Next in my experiment to gather feedback on possible BibleTech 2009 topics: the Libronix Controlled Vocabulary. This is the second of my two major activities over the last year (the other was described in my previous post), and therefore a pretty strong contender for a BibleTech presentation.

Unlike the Bible Knowledgebase, which is about real-world entities in the Biblical text, the Libronix Controlled Vocabulary (LCV) organizes terminology from the field of Biblical studies, principally Bible dictionaries, encyclopedias, and other kinds of subject-oriented reference works. A controlled vocabulary identifies, organizes, and systematizes a specific set of terms for indexing content, capturing inter-term relationships, and expressing term hierarchies. Like other kinds of metadata, this infrastructure then supports applications in search, discovery, and general knowledge management. The initial version of the LCV was built by merging content from 7 of the most important Bible dictionaries in Libronix, and currently comprises some 11k terms: i expect it will eventually grow to 15k or perhaps more.

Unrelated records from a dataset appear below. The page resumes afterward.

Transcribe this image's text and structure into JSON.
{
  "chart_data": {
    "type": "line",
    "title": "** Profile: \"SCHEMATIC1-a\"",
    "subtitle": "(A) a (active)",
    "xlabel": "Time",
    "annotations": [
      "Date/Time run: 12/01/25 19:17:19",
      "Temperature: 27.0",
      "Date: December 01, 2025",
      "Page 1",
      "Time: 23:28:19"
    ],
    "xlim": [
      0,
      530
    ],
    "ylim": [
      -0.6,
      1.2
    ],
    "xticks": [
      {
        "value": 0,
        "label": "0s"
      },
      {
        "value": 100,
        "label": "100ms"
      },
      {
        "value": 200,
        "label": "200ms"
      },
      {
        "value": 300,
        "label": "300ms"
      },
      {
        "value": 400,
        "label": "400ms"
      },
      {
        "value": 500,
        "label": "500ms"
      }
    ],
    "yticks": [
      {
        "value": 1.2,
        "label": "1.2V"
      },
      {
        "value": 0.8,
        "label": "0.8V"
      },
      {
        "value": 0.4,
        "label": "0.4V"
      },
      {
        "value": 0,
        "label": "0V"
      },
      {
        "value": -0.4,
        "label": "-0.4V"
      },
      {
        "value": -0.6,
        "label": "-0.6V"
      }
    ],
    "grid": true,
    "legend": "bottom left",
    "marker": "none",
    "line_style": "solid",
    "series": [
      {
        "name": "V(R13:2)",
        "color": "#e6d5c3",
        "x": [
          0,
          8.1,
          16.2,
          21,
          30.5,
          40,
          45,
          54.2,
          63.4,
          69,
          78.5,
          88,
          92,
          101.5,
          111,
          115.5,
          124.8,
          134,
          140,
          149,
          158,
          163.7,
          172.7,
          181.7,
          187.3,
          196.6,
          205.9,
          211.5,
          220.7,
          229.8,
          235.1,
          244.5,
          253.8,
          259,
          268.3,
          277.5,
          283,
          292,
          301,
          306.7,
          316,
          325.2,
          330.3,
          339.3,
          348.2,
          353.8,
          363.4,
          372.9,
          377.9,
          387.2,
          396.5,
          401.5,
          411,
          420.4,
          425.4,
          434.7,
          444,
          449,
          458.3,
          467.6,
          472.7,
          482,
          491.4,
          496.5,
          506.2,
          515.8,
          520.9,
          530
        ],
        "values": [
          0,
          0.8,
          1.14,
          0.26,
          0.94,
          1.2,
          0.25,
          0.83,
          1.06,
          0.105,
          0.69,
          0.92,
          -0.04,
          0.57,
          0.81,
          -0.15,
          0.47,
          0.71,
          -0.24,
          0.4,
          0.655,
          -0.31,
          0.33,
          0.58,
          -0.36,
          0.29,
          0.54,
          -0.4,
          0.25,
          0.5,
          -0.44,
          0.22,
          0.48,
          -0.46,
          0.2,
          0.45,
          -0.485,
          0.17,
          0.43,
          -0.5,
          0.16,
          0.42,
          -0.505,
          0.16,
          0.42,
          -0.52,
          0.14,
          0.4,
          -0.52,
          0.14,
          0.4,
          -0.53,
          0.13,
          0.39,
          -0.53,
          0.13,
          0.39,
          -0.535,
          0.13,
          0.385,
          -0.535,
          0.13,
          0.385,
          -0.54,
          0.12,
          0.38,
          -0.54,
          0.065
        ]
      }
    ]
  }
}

One interesting aspect of working in the specific domain of Biblical studies is that there is a core set of subjects that are common to many or most Bible dictionaries. This includes named individuals and places in the Bible, but also subjects like Heaven or Heresy. But while one dictionary has an article on Heresy (NBD [Libronix link], or Eastons [Libronix link]), another might have one entitled “Heresy and Orthodoxy in the NT” (Anchor [Libronix link]). These articles may have both common content but also significant differences, stemming from their intended audiences (scholarly vs. popular), theological orientation, comprehensiveness, etc. The LCV provides a way to capture some of these similarities, as well as enabling some interesting new capabilities for machine learning from existing prose content. For example:

  • what are the prototypical Bible references, names, or phrases used to discuss a topic?
  • can we learn anything about the importance of topics by looking at how much is written about them, how many dictionaries cover them, and other kinds of automated analysis?
  • what knowledge can be gleaned from the topology of terminology linkage (what links to what)?

I’m not sure i’ve provided enough information here to give a clear sense of what might be covered in such a talk, but i welcome any feedback from potential BibleTech attendees (or others) as to whether this sounds interesting, and which aspects of it you’d most like to learn about.